Separazione

La stanza è vuota, a parte loro due. E’ notte e lei sta male, non ha timore di confessarlo, almeno a se stessa. Preferisce rimanere al buio. La luce denuderebbe la crudeltà del suo malessere, finendo per smascherare il falso coraggio che le serve per andare avanti.
Tu guarda, sussurra in tono di protesta. Siamo sempre stati bene, io e te. Fin dall’inizio. Sempre. Sei stato mio dal primo giorno. E ora…
Si interrompe. Sospira. Scuote la testa, benché nessuno possa vederla. Il buio protegge. Il buio nasconde.
E ora ci separiamo, prosegue la donna, trattenendo un tremito che sente affiorare nella voce.
Già. Proprio un gioco del destino. Un bello scherzo davvero.
Se di scherzo si è trattato, però, nessuno ride. C’è solo silenzio, il ronzio dei neon accesi in corridoio, la brezza settembrina che scuote gli alberi oltre la finestra.
Credi che a me faccia piacere stare qui?, domanda con stizza la donna. Stavolta è sul punto di crollare.
Eh? Credi che mi faccia piacere?, insiste. Ma non riceve risposta.
Io odio questo posto. Lo odio. E odio anche me stessa, se è per questo. Odio questo posto fin da quando in cui ci è morto mio padre. Mi ricordo tutto di quel giorno, sai. Anche gli odori. Uno dei miei rimpianti più grandi è che non potrete incontrarvi, voi due. Lui era straordinario. Ti sarebbe piaciuto.
Una lacrima guizza sul volto ma lei è lesta ad asciugarla con la manica, appena prima che cada. Tira su col naso. Sente il crollo dietro l’angolo. Troppo vicino. Si fa forza.
Ho fatto tutto quello che ho potuto, per trattenerti. Ma tu no, non ne hai voluto sapere. Preferisci andartene. Piccolo vigliacco. Mi fai una rabbia.
Lui non risponde. Si muove appena, in silenzio, ma forse solo nella sua immaginazione. Fuori le luci ronzano. Qualcuno cammina con passi rapidi, strascicando i piedi. Ciabatte di stoffa su linoleum, il rumore è quello.
Ma perché non mi rispondi? Dio santo, perché non mi rispondi?, protesta lei, esasperata.
Lui si muove un poco, con rabbia. A quest’ora non vuole disturbi. E’ troppo presto, non è neanche l’alba.
Lei invece piange, non si trattiene più. Tanto nessuno può vederla. Dio santo, mormora. Solo questo, e lo ripete con insistenza. Non dice altro. Non si aspetta più che lui le risponda. Osserva le tenebre farsi violacee fino a ingrigire. Il vento si placa per qualche motivo. Lei finisce di piangere, aspetta soltanto.

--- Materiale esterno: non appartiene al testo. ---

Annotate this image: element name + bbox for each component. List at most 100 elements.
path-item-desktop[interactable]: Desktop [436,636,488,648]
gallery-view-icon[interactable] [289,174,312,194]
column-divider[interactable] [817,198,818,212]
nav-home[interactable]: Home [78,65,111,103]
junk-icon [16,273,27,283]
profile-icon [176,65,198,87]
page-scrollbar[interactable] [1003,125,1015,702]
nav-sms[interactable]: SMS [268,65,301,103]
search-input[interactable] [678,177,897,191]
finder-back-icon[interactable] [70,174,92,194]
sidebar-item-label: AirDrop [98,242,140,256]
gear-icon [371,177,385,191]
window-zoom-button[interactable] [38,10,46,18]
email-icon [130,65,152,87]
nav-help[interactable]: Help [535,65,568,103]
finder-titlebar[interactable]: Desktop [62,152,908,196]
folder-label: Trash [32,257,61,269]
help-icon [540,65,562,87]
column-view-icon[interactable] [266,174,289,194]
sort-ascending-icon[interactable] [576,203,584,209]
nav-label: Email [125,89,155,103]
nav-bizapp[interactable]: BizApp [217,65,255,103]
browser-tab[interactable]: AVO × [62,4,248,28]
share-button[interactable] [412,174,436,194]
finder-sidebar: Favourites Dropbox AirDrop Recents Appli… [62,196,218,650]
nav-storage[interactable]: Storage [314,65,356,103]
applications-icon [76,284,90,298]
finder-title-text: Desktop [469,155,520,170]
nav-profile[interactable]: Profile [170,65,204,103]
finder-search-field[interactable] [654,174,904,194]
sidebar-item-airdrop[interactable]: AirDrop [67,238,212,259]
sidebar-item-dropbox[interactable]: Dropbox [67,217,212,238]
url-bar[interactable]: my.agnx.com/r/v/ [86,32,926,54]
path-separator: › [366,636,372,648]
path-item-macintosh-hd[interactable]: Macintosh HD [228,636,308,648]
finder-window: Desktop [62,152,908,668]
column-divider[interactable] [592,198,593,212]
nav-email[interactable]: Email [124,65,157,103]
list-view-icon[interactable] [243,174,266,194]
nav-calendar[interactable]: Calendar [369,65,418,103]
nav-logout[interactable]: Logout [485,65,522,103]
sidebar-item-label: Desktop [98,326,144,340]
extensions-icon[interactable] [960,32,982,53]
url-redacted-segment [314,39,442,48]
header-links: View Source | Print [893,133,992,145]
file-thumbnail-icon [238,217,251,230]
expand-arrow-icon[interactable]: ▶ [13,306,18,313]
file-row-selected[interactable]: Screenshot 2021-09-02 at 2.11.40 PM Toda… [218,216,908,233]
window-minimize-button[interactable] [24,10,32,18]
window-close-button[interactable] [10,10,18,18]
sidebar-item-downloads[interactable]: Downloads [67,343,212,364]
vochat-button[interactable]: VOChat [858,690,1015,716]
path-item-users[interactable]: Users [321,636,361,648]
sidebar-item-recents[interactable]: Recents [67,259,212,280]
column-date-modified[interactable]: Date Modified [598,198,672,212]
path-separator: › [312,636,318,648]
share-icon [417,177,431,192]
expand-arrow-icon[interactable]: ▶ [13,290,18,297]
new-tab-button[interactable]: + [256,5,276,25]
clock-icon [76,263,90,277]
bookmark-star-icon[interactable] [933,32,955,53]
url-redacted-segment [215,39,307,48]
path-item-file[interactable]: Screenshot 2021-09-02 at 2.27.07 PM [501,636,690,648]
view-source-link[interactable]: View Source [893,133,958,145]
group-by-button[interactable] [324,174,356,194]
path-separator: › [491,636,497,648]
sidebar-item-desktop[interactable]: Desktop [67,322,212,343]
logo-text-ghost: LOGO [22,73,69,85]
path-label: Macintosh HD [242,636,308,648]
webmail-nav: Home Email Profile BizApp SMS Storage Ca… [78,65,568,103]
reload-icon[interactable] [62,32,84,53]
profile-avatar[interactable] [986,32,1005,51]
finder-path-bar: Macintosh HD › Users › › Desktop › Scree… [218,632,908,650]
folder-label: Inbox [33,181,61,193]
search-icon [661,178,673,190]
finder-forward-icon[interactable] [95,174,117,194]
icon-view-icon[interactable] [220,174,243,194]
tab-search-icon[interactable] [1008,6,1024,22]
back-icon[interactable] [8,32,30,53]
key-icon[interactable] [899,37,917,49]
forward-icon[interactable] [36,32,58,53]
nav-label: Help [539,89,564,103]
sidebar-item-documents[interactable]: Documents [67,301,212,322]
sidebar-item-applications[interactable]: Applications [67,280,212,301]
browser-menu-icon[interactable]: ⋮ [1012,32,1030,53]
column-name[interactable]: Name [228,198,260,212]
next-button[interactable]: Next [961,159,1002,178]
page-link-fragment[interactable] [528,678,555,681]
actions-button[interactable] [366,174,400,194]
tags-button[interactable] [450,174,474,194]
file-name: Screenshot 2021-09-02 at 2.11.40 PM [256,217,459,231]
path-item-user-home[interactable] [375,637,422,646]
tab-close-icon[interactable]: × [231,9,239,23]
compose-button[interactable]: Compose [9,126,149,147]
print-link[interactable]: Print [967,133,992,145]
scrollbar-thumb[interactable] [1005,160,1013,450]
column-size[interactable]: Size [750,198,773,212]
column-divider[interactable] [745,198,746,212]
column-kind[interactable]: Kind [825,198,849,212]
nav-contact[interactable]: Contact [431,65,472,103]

Signora, dice una voce alle sue spalle. L’infermiera.
La sala operatoria è pronta, aggiunge.
La donna si alza con un sospiro. Indossa la vestaglia, si carezza il ventre gonfio e turgido.
Coraggio, piccolo, dice sottovoce, perché nessuno senta.
Poi s’avvia nel corridoio, sotto i neon, senza chiudere la porta.